The idea that “Alaska” largely proves synonymous with “survival(ist)” probably isn’t news to anyone. And, to the credit of more than a handful of true-to-life rugged individualists past and present, the state definitely boasts a fascinating library of stories revealing that many Alaskans live life a little closer to the bone than the majority of their fellow Americans. And while there’s not time or space to explore the topic here, we’ve also seen a rapidly growing demand for locally grown produce and goods, and are watching farmers markets gain traction at the local level in ways they wouldn’t have a decade ago.

But Don Rearden’s novel turns a blind eye to our romance with “Alaska” and challenges every naïve notion we carry about “wilderness.” And he does it in such a way that I consider his post-Apocalyptic Alaska tundra every time I walk into Costco and see crowds manically surviving, depending on mountainous flats of pre-packaged foodstuff and goods that rely on barges, flights, and massive amounts of fuel in order for us to consume it. I see John Morgan staggering across the naked tundra when I hear my coworkers or students giddily rave about the new Olive Garden or Chile’s coming to town as if we were a remote African village miraculously acquiring a fresh water resource. What is this nimble, unsustainable set design we’re blissfully constructing in Anchorage, and what does it say that while we’re welcoming it here, many communities Outside are beginning to reconsider and address the glaring errors and dangers that exist in this format?

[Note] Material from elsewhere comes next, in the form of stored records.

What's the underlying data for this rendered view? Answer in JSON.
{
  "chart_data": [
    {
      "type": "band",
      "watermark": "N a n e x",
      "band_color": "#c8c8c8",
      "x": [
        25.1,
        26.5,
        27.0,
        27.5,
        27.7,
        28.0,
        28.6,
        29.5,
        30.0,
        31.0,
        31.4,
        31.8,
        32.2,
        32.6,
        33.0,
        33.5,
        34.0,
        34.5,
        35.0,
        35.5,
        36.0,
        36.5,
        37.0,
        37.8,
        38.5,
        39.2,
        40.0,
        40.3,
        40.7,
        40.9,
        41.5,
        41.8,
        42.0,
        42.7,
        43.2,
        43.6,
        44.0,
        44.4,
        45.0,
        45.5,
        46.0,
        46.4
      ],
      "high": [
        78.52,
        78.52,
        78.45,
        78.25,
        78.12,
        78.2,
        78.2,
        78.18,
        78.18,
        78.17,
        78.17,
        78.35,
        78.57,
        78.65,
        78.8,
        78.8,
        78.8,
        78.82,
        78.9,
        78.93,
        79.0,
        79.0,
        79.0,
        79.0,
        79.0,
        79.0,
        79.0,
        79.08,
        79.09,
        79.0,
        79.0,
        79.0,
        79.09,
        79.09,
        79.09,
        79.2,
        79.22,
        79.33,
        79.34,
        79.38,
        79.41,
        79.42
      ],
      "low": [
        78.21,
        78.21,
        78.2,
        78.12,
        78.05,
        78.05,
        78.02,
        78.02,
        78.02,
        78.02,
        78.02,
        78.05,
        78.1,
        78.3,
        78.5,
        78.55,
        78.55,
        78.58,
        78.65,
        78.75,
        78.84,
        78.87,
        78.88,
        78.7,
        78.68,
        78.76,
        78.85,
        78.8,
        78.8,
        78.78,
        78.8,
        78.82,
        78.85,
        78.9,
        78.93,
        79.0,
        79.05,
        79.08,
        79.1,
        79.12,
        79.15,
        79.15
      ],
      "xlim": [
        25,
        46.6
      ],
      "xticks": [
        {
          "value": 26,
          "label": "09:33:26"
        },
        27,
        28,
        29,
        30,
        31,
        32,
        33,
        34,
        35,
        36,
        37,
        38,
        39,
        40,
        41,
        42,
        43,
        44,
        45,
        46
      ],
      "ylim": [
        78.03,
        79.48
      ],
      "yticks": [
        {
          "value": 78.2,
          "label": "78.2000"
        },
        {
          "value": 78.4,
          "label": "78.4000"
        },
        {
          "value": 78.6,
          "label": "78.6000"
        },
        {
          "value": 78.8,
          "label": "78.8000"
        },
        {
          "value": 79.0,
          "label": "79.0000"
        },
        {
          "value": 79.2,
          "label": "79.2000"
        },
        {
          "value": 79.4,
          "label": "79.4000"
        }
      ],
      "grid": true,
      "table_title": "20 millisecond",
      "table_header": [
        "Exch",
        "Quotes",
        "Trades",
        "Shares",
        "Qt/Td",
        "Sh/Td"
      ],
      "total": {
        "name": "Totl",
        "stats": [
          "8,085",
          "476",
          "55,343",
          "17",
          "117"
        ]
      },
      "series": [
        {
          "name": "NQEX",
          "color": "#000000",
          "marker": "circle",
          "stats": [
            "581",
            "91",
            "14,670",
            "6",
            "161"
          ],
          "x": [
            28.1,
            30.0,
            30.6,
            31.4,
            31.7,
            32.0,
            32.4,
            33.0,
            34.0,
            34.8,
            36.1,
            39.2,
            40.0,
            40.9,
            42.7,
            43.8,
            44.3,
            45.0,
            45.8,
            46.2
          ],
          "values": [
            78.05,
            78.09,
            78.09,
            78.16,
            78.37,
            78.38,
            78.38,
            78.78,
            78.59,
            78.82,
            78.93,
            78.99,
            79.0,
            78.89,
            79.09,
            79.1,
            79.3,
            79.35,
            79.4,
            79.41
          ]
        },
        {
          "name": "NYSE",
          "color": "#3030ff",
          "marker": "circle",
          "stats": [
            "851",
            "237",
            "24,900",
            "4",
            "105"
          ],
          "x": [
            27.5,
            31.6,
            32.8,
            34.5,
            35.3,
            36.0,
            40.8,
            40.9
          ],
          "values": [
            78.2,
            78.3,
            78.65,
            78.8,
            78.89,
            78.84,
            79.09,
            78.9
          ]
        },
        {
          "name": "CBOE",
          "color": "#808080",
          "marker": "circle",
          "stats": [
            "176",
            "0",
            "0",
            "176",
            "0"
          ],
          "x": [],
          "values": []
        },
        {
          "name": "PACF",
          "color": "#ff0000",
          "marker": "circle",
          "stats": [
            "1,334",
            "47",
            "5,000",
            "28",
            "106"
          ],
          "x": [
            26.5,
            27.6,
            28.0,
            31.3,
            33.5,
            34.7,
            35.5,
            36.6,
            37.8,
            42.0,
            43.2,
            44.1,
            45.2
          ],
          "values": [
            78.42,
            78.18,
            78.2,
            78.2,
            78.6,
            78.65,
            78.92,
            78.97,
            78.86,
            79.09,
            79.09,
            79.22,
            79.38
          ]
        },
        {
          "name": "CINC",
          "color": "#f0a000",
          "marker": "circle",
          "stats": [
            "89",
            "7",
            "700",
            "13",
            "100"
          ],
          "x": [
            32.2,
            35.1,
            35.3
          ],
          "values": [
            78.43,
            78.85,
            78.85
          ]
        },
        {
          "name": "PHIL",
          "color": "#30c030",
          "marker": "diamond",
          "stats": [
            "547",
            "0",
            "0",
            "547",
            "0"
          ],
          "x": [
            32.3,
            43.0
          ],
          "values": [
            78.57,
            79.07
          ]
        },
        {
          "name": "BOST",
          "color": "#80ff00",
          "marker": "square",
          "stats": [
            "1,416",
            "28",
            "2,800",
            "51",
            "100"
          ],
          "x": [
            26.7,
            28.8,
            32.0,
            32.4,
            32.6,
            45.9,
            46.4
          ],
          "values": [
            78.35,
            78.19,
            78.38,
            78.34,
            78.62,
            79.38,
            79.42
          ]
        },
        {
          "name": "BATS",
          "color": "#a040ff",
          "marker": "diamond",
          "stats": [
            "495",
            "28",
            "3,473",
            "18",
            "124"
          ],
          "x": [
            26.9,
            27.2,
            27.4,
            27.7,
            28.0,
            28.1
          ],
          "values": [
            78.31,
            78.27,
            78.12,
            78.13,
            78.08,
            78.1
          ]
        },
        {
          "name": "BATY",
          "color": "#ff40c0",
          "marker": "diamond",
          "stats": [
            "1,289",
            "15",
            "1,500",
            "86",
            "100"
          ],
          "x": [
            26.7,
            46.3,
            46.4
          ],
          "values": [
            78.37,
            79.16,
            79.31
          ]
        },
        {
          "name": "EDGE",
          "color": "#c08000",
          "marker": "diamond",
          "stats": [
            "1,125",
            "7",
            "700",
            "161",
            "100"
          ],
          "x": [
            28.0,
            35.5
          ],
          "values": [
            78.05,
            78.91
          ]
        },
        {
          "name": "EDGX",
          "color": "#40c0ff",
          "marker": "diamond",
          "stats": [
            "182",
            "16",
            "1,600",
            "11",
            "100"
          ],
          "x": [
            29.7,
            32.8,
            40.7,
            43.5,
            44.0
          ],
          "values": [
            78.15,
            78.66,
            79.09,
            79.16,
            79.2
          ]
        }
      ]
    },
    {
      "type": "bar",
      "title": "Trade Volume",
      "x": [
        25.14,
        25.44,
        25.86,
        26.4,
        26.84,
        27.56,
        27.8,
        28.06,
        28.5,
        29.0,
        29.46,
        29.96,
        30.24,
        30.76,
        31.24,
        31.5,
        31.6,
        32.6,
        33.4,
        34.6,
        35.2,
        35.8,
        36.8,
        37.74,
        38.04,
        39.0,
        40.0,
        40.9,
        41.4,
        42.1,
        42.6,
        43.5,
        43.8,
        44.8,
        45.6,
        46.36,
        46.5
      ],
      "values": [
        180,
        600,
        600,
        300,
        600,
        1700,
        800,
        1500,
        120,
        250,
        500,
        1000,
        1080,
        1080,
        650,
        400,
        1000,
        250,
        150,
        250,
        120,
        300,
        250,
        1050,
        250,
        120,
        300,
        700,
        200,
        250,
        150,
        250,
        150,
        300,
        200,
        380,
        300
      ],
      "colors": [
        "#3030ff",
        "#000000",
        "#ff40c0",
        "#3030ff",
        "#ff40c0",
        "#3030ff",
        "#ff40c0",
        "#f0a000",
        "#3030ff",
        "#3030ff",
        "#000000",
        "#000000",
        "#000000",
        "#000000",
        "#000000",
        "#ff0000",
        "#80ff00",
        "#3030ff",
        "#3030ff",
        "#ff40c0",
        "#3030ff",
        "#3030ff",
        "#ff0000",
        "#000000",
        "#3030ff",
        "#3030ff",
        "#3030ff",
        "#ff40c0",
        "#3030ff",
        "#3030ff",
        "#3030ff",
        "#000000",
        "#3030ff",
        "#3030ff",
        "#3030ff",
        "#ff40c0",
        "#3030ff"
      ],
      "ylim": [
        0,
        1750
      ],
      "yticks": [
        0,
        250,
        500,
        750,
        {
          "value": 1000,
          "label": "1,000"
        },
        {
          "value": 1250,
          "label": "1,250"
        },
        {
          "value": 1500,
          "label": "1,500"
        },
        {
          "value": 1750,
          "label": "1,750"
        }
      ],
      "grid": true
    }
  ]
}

The winter I first read The Raven’s Gift happened to be the snowiest winter on record in southern Alaska in nearly 60 years. This, compounded with the fact that I had become a single father only a couple months prior to that cold, record-breaking season caused the book to leave an indelible mark on my trembling, unnerved heart.

Sprawled along my couch those dark, lonesome and silent evenings, I would set the novel down and look past the frosted windows of my apartment, stare out at the four-foot high mounds of snow in the front yard and find in John Morgan’s plight a frightening metaphor for the stark terrain of my new life in Alaska. It was impossible not to feel stranded and terrified in those months, living as far away as I do from my entire extended family and closest friends, all while striving to make ends meet each week, to survive on a very middling-, single-income from my work at a non-profit social service agency. Never mind wanting to be “a good father” (or husband). What did/do those terms even mean? All I knew to want then was whatever would keep the boys healthy and fed.

Snow-moose

What do we talk about when we talk about food? I believe discussions about food are at heart holding and asking the most valuable questions about our collective survival, on one hand, and that discussions about survival explore and reveal our most deeply cherished values and intimate connections to the places we find ourselves and to all the people we encounter there.

John Morgan encounters these truths in the most primitive way imaginable. I’ve been fortunate enough not to learn these lessons as brutally as he does, although his journey strikes me as eerily familiar, and never very far away from my own.